Une Canadienne et sa fille libérées après trois semaines de détention dans les centres de l’ICE
Bravo les branquignoles !
Une Canadienne a dû verser une caution de 9.500 dollars pour être libérée d’un centre de détention de l’ICE où elle était retenue avec sa fille de sept ans depuis trois semaines. Ses documents de voyage étaient pourtant en ordre en arrivant aux États-Unis. Son mari explique qu’elle est “traumatisée”.
Arrivée aux États-Unis il y a cinq ans, Tania dispose d’un visa “officiel”, d’un visa de travail et d’un permis de conduire texan. Des documents jugés insuffisants par les agents. “Après cela, ils l’ont emmenée en disant qu’ils avaient besoin de prendre ses empreintes digitales pour obtenir plus d’informations, et elle n’est pas revenue”, explique Edward à CTV.
L’ICE est ensuite venue prendre sa fille, qui souffre d’autisme. Elle a été envoyée, comme sa mère, dans le tristement célèbre centre de détention de l’ICE de la vallée du Rio Grande, à McAllen, puis dans celui de Dilley, toujours au Texas. Le début d’un long calvaire.
Enfermées malgré un visa valable jusque 2030
Pour justifier un tel traitement, l’ICE a affirmé que la durée de leur visa était dépassée. Les documents montrent pourtant que la date d’expiration était fixée au 8 juin 2030. Des élus politiques canadiens sont intervenus afin d’obtenir leur libération, mais “il n’existe pas de démarche administrative claire à suivre, ni sur le plan diplomatique ni sur le plan juridique” pour contrer l’ICE, déplore la députée Amelia Boultbee.
Pour défendre sa position, Tania a dû avoir recours à un avocat en immigration, qui a pu démontrer que tous les documents étaient en règle.
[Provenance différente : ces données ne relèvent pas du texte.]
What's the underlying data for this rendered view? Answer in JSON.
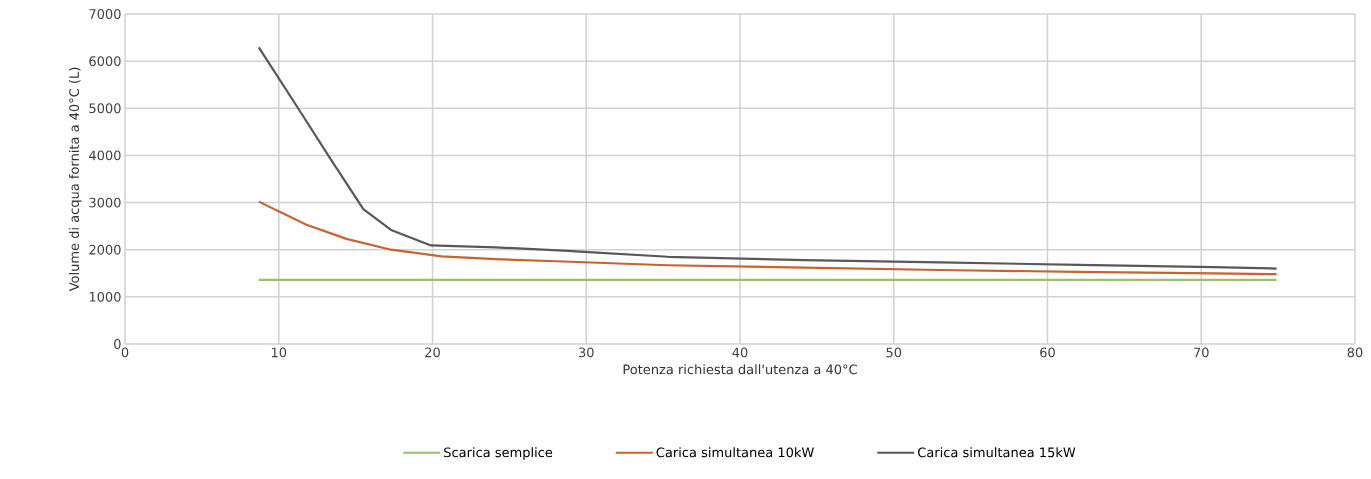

Des agents de l’ICE ont toutefois tout fait pour éviter qu’elle ne puisse être en contact avec son avocat. La perspective d’une libération n’a réellement pu être rendue possible qu’après l’intervention d’un juge. Ce dernier a dû faire valoir l’absence de risque de fuite afin que l’ICE lâche du lest. La famille Warner a néanmoins dû verser une caution de 9.500 dollars jeudi soir afin que cela puisse se faire.